There is a line of thought which claims that expressions of faith or consultations with religion within government and public service are at best dangerously close to violating public secular norms or at worst in breach of them. This common misconception overlooks the fact that, from the founding of our country, the propositions on which the nation was based derive greatly from religious faith.
When one remembers how the founding fathers created this country to preserve certain inalienable rights of man, the question becomes, "Where did those inalienable rights come from?" Given the founders expositions, it is clear that their philosophy of inalienable rights was influenced by religion. The philosophy originates from the belief in natural law, and it holds that nature grants all human beings certain liberties that no entity morally can take away. From a perspective of faith, where does this natural law come from? The answer for the religious, which included most of the founders, is from the supreme being, the creator, God.

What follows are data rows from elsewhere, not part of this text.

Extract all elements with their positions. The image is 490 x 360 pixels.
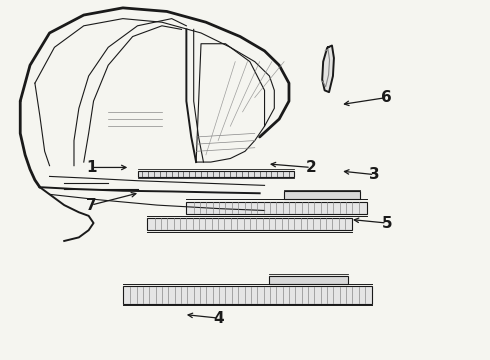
FancyBboxPatch shape (284, 192, 360, 199)
Polygon shape (322, 45, 334, 92)
Text: 2: 2 (306, 160, 317, 175)
FancyBboxPatch shape (270, 276, 347, 284)
Text: 6: 6 (381, 90, 392, 105)
Text: 1: 1 (86, 160, 97, 175)
Text: 5: 5 (381, 216, 392, 230)
FancyBboxPatch shape (123, 286, 372, 304)
FancyBboxPatch shape (186, 202, 367, 214)
Bar (138, 171, 294, 177)
Text: 4: 4 (213, 311, 223, 325)
Text: 7: 7 (86, 198, 97, 213)
FancyBboxPatch shape (147, 218, 352, 230)
Text: 3: 3 (369, 167, 380, 182)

The founders manifest religiosity is exemplified in lines taken from the Declaration of Independence, the document designed to state the elemental maxims of the nation. The Declaration posits that people are owed liberties that "the Laws of Nature and of Natures God entitle them." The people are "endowed by their Creator with certain unalienable Rights," and the nation possesses "a firm reliance on the protection of divine Providence."
It is evident that the fundamental principles of our country rest in large part on the faith in what is right and just in the eyes of nature, or as many would put it, in the eyes of God. This is because views about what makes a good government which does good things for the governed often are rooted in the deepest religious beliefs of right and wrong.
St. Augustine demonstrated the relevance of religion in political life when he proposed that the City of God be the paradigm for civil societies in its love and compassion for all. "True justice has no existence save in that republic whose founder and ruler is Christ and indeed we cannot deny that it is the peoples weal," Augustine stated. St. Thomas Aquinas similarly philosophized that "all laws, in so far as they partake of right reason, are derived from the eternal law."
Thus, men and women in public life should not be wary about permitting their religious faith to guide them. It is harmonious with a political tradition reaching back to our countrys founding and beyond.
Jonathan Kelly is a senior political science major.
I agree. The government should be committed to supporting God's religion, and then the country remains a strong bulwark for religion. The people are among the most protective of God's religion, and the keenest to fulfill His laws.
The comparrison by this author of George Bush, and John Kerry as examples of two mere politicians who have embraced their faith falls short and is in error when one looks at
the examples given. Kerry was correctly ,I believe, publically chastised by leaders in his professed faith because his public acts and speech could not be reconciled with the position of his church.
On the other hand George Bush has been attacked for the
opposite reason by many--his faith is reflected in his public speaking ,and acts.
But the general idea expressed I do agree with -we ought all embrace our faith or it has no purpose and we no direction.